Once upon a time, Lloyd Banks was the hottest young rapper in New York. When G-Unit ran things, the Punchline King was who people waited to hear pop up on a record. Hot 97 freestyles, G-Unit Radio mixtapes, you name it -- people just wanted to hear Banks tear s--t to shreds.

The last buzzing record he had was 'Make It Stack,' bolstered by a feature from the then-buzzing A$AP Rocky in 2012. Rocky's verse isn't even dope; the importance of his presence on the song speaks volumes about the state of New York rap today. Banks starts the song with, "Too much thinking, on top of that I'm gettin' high and drinking," digging a little deeper than he usually does. It's a streak that is perhaps most often inspired by Doe Pesci, the producer behind 'Make It Stack,' 'Failures No Option,' and 'You Wish,' some of the strongest songs Banks has dropped in recent years.
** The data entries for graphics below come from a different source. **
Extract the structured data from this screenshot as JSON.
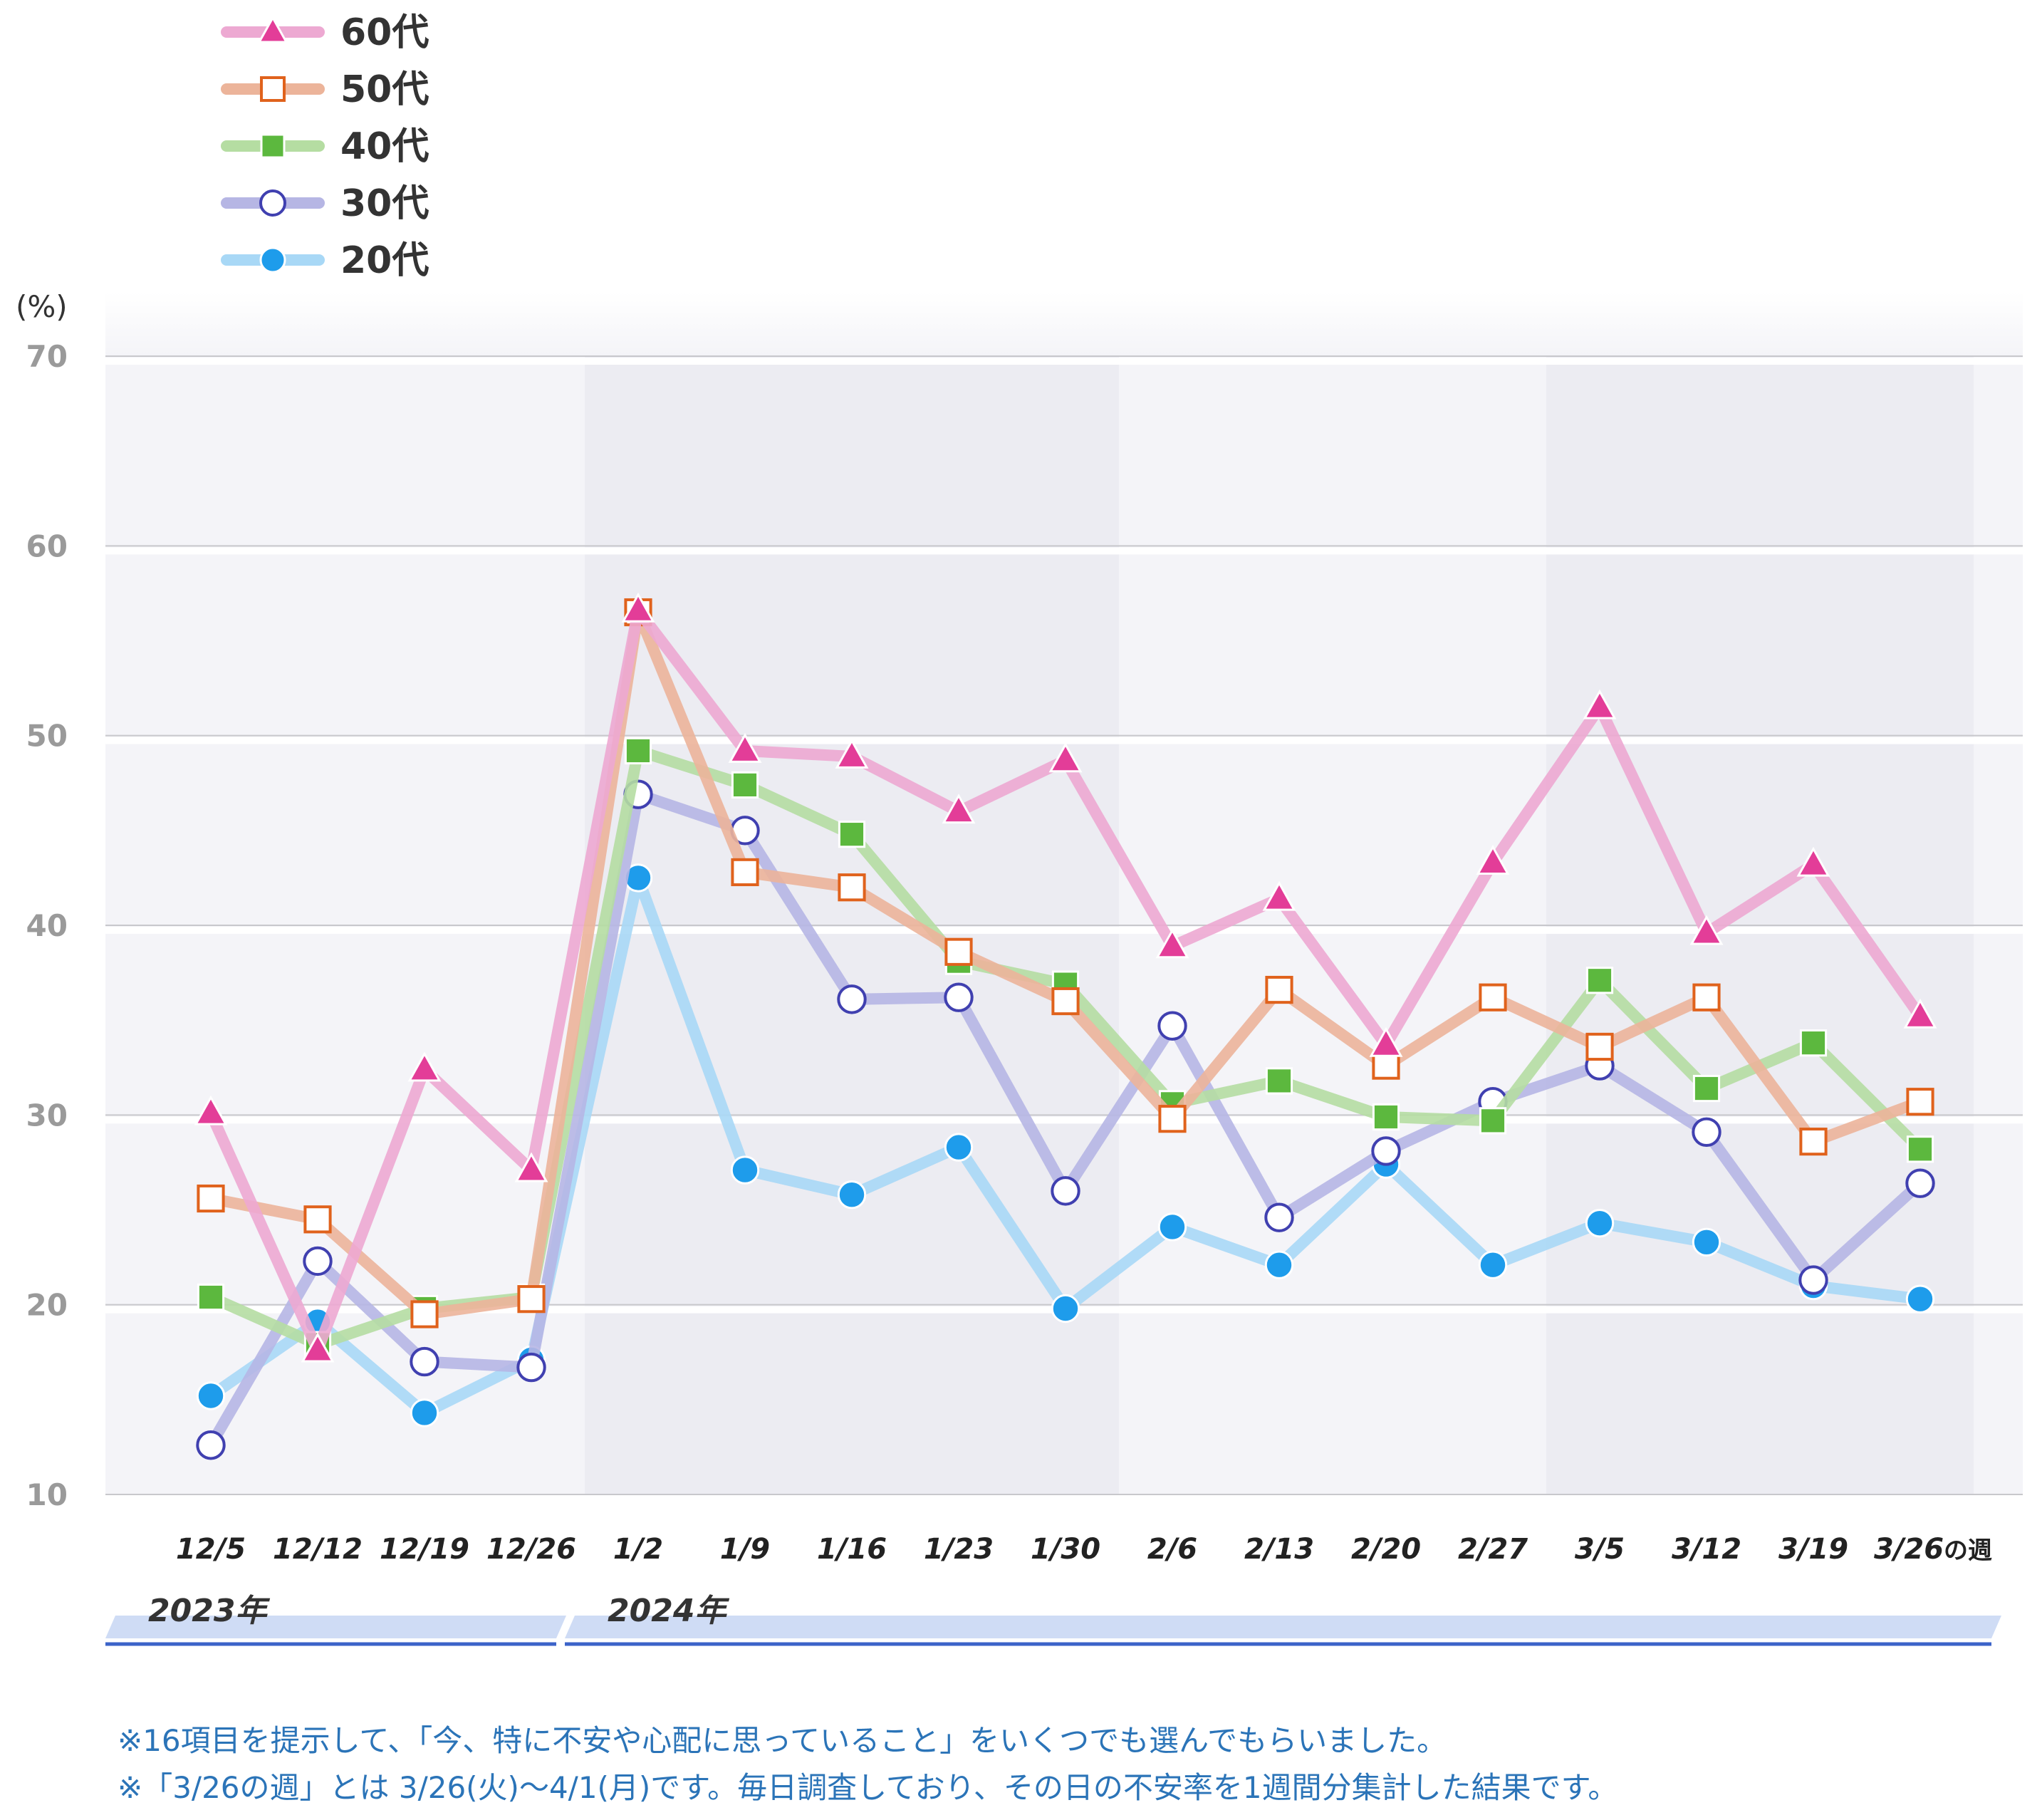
{
  "chart_data": {
    "type": "line",
    "unit": "(%)",
    "ylim": [
      10,
      70
    ],
    "yticks": [
      10,
      20,
      30,
      40,
      50,
      60,
      70
    ],
    "categories": [
      "12/5",
      "12/12",
      "12/19",
      "12/26",
      "1/2",
      "1/9",
      "1/16",
      "1/23",
      "1/30",
      "2/6",
      "2/13",
      "2/20",
      "2/27",
      "3/5",
      "3/12",
      "3/19",
      "3/26の週"
    ],
    "year_labels": [
      "2023年",
      "2024年"
    ],
    "grid": true,
    "legend_position": "top-left",
    "series": [
      {
        "name": "60代",
        "line_color": "#eda9d2",
        "marker": "triangle",
        "marker_color": "#e33d98",
        "values": [
          30.1,
          17.6,
          32.4,
          27.1,
          56.6,
          49.2,
          48.9,
          46.0,
          48.7,
          38.9,
          41.4,
          33.7,
          43.3,
          51.5,
          39.6,
          43.2,
          35.2
        ]
      },
      {
        "name": "50代",
        "line_color": "#ecb49a",
        "marker": "open-square",
        "marker_color": "#e0621c",
        "values": [
          25.6,
          24.5,
          19.5,
          20.3,
          56.5,
          42.8,
          42.0,
          38.6,
          36.0,
          29.8,
          36.6,
          32.6,
          36.2,
          33.6,
          36.2,
          28.6,
          30.7
        ]
      },
      {
        "name": "40代",
        "line_color": "#b5dda2",
        "marker": "square",
        "marker_color": "#5cb83e",
        "values": [
          20.4,
          17.9,
          19.8,
          20.4,
          49.2,
          47.4,
          44.8,
          38.1,
          36.9,
          30.6,
          31.8,
          29.9,
          29.7,
          37.1,
          31.4,
          33.8,
          28.2
        ]
      },
      {
        "name": "30代",
        "line_color": "#b6b6e4",
        "marker": "open-circle",
        "marker_color": "#4040b0",
        "values": [
          12.6,
          22.3,
          17.0,
          16.7,
          46.9,
          45.0,
          36.1,
          36.2,
          26.0,
          34.7,
          24.6,
          28.1,
          30.7,
          32.6,
          29.1,
          21.3,
          26.4
        ]
      },
      {
        "name": "20代",
        "line_color": "#a8d8f6",
        "marker": "circle",
        "marker_color": "#1e9ceb",
        "values": [
          15.2,
          19.1,
          14.3,
          17.1,
          42.5,
          27.1,
          25.8,
          28.3,
          19.8,
          24.1,
          22.1,
          27.4,
          22.1,
          24.3,
          23.3,
          21.0,
          20.3
        ]
      }
    ]
  },
  "notes": [
    "※16項目を提示して、「今、特に不安や心配に思っていること」をいくつでも選んでもらいました。",
    "※「3/26の週」とは 3/26(火)～4/1(月)です。毎日調査しており、その日の不安率を1週間分集計した結果です。"
  ]
}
But without a rapper who sounds like he's from the South, Banks no longer gets any love. In a 2006 XXL feature after his 'Rotten Apple' LP went triple wood, he even took a shot at the South and claimed NY would be back on top once more. That's yet to happen.

How quickly us New Yorkers forget. No, the PLK isn't what he used to be, but he's still the nicest one in G-Unit, whether or not that means anything. He was even being groomed as a singles artist back in the 'Hunger For More' days, but he couldn't sustain his status after the debut LP. What we're left with today are solid, non-commercial projects like 2012's 'Cold Corner 2' that leave Lloyd Banks looking just like the cover art.

Fly down the Eastern seaboard to Florida and you'll find a trendier artist: Robb Bank$. He's in the same vein as artists like Yung Lean, Main Attrakionz, SpaceGhostPurrp, and A$AP Rocky -- guys whose songs are determined more by production and atmosphere than lyrics. His songs, like the above 'Practice,' float in a cup of codeine, often thanks to beat wizards like Nuri and Purrp. Robb's flows tend to oscillate between hyperactive and molasses-like, which is at least more intriguing than some of these other nighty night rappers today. In 2012, I watched Action Bronson walk into an office and tell everyone he thought Bank$'s live show was dope.

That year, Robb broke out with his project 'Calendars,' where his somewhat schizophrenic personality was on full display over Aaliyah samples and Clams Casino beats. He parlayed the buzz from that project into a couple singles on iTunes, including 'Look Like Basquiat' (groan) and 'I'm That N--ga,' but nothing popped., though his fanbase remains as loyal as any. Recently, he's begun working with Sir Michael Rocks and doing shows with the Cool Kid, but Robb's core fans still await the much-anticipated 'Year Of The Savage'' LP from the South Florida rapper.

He's not nicer than Lloyd Banks, though. To reiterate: yes, PLK has lost a step from the days of flaming Funk Flex freestyles, but the market has changed more than he has, and in an industry where nostalgia (instead of futurism) seems to fuel a majority of today's buzzing NY artists, you can understand why people want to hear G-Unit more than they want to hear about Lloyd Banks's feelings. It's a shame, because Banks has done solid work with relatively unknown producers like Tha Jerm and Formula 2, but few people care. You have to sound Southern if you want to be 'On Fire' now.

Robb Bank$ has the charisma to go places, though his last mixtape, 'Tha City,' was too monochromatic to grab any new fans. Lloyd has seemed disgruntled in the past - he was ready to call it quits after 'Rotten Apple' - but perhaps the reunion of G-Unit will light a fire under his ass to take advantage of the spotlight. He can't let 50 determine his career forever, and if Bank$ wants to reach the next level, he can't let production steer his path either. Robb needs to show he can dominate a beat instead of the other way around. If he masters that, and tweaks his songwriting towards something catchy, you might see him pop up with a hit soon.